El dulce temple del tiempo suspendido entre mis dedos. Envuelta en sábanas, almohadas más suaves que el viento primaveral, mis ojos luchan por romper con ese estado y volver a la vigilia, pero no quiero, no quiero y no quiero. Me rehúso a poner en marcha el reloj y el correr de la mente como el agua recorre furiosa los ríos en época de deshielo, arrastrando todo remanente de calma.

Me encuentro embelesada por el perfume de las sábanas, tan dulce, tan fresco, tan relajante. Me doy vuelta de una lado al otro, contrariada por el sol que me exige despertar, y mi deseo de continuar en pausa me hunde más profundamente en el colchón, en la calidez del edredón azul cielo. 

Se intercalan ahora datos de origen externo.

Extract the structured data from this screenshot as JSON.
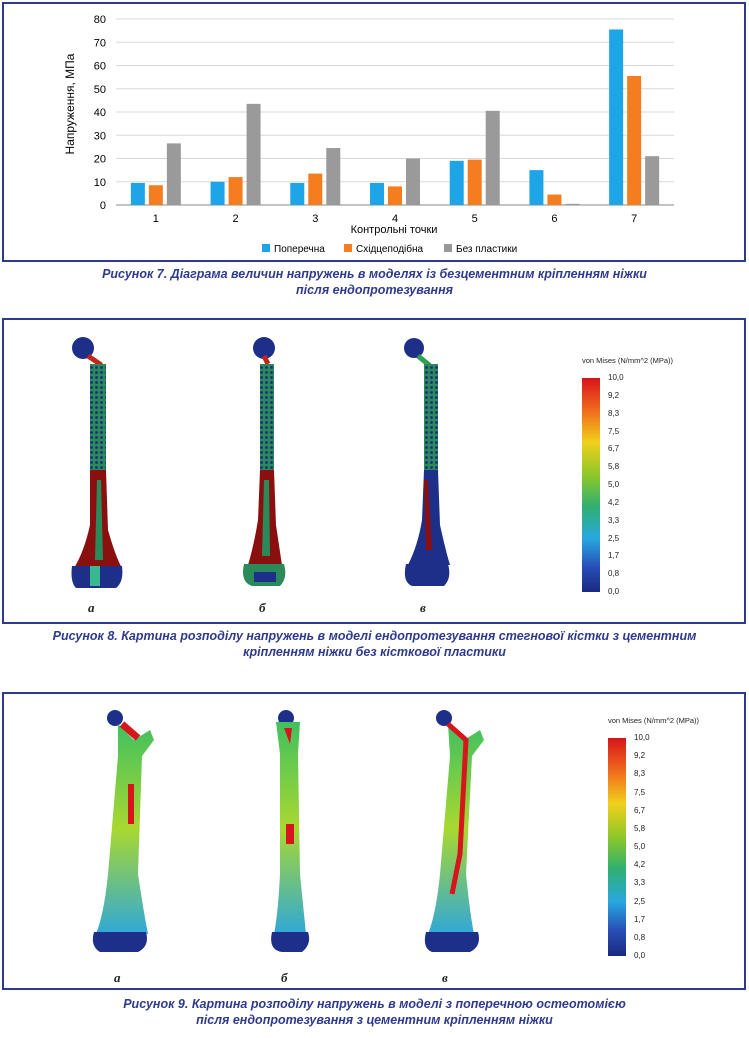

No es desidia, no es haraganería, es la calma. La testarudez de no soltar ese momento, a veces más corto a veces más largo, en donde mi mente sucumbe a la paz, se allá desarmada, desprovista de argumentos para arremeter contra la vida: como una niña que solo conoce de ingenuidad  e inocencia. 

Toda la mañana en sí, son unas horas de armonía, de claridad, en la que yo gobierno a mi mente y ella se somete a mi soberanía. Son dulces esas horas, pero cortas, de felicidad.